Thinking about kqueue's and pthread_cond_wait
Daniel Eischen
deischen at freebsd.org
Wed Feb 10 17:32:05 UTC 2010
On Wed, 10 Feb 2010, Randall Stewart wrote:
>
> On Feb 10, 2010, at 8:59 AM, Daniel Eischen wrote:
>
>> On Wed, 10 Feb 2010, Randall Stewart wrote:
>>
>>> Alfred:
>>>
>>> Basically I would like to have a dispatch/reactor loop that can
>>> wait on multiple events. Including a condition variable that might
>>> be in shared memory or for that matter some other thread awakening
>>> it to do something without having to create a pipe and write/read
>>> a byte.
>>>
>>> A peer process could also "wake" the condition variable and this
>>> would then show up as an event in my dispatch loop, assuming the cond
>>> variable and mutex are in shared memory that is... For example a
>>> peer could plop some data in shared memory (via a shm queue or
>>> some such other construct) and then do a cond_wake() and ta-da
>>> coolness ;-)
>>
>> Is it really that much different than creating a pipe and
>> adding it to the kevent list? It seems pretty straight forward
>> to use a pipe rather than munge condition variables and mutexes
>> into kqueue. Plus, we don't even support (yet) mutexes and
>> condition variables in shared memory, and if we did, this
>> solution wouldn't be too portable across different FreeBSD
>> releases.
>>
>
>
> Hmm I thought someone said in 9 we are supporting shared memory
> pthreads... which I was hopeful for.. since that would avoid
> internal hacks..
So far only semaphores, but I believe David is working on
mutexes and condition variables.

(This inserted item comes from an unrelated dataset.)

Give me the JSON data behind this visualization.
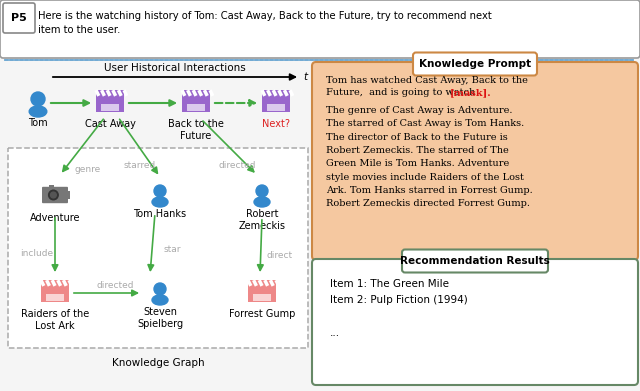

But either way, that would
only be a solution for 9.
>> Whether you are using pthread_cond_signal() or write()'ing
>> a byte to the special pipe, you are still calling in to the
>> kernel to wake another thread stuck in kevent(). You could
>> also send a signal to the thread stuck in kevent() if you
>> wanted to wake it up (EVFILT_SIGNAL).
>
> But these are different things..
So are mutexes. But they can achieve what you want to achieve.
All you want to do is wakeup a thread stuck in kevent().
Munging the pthread_ API is not a unified approach, IMHO.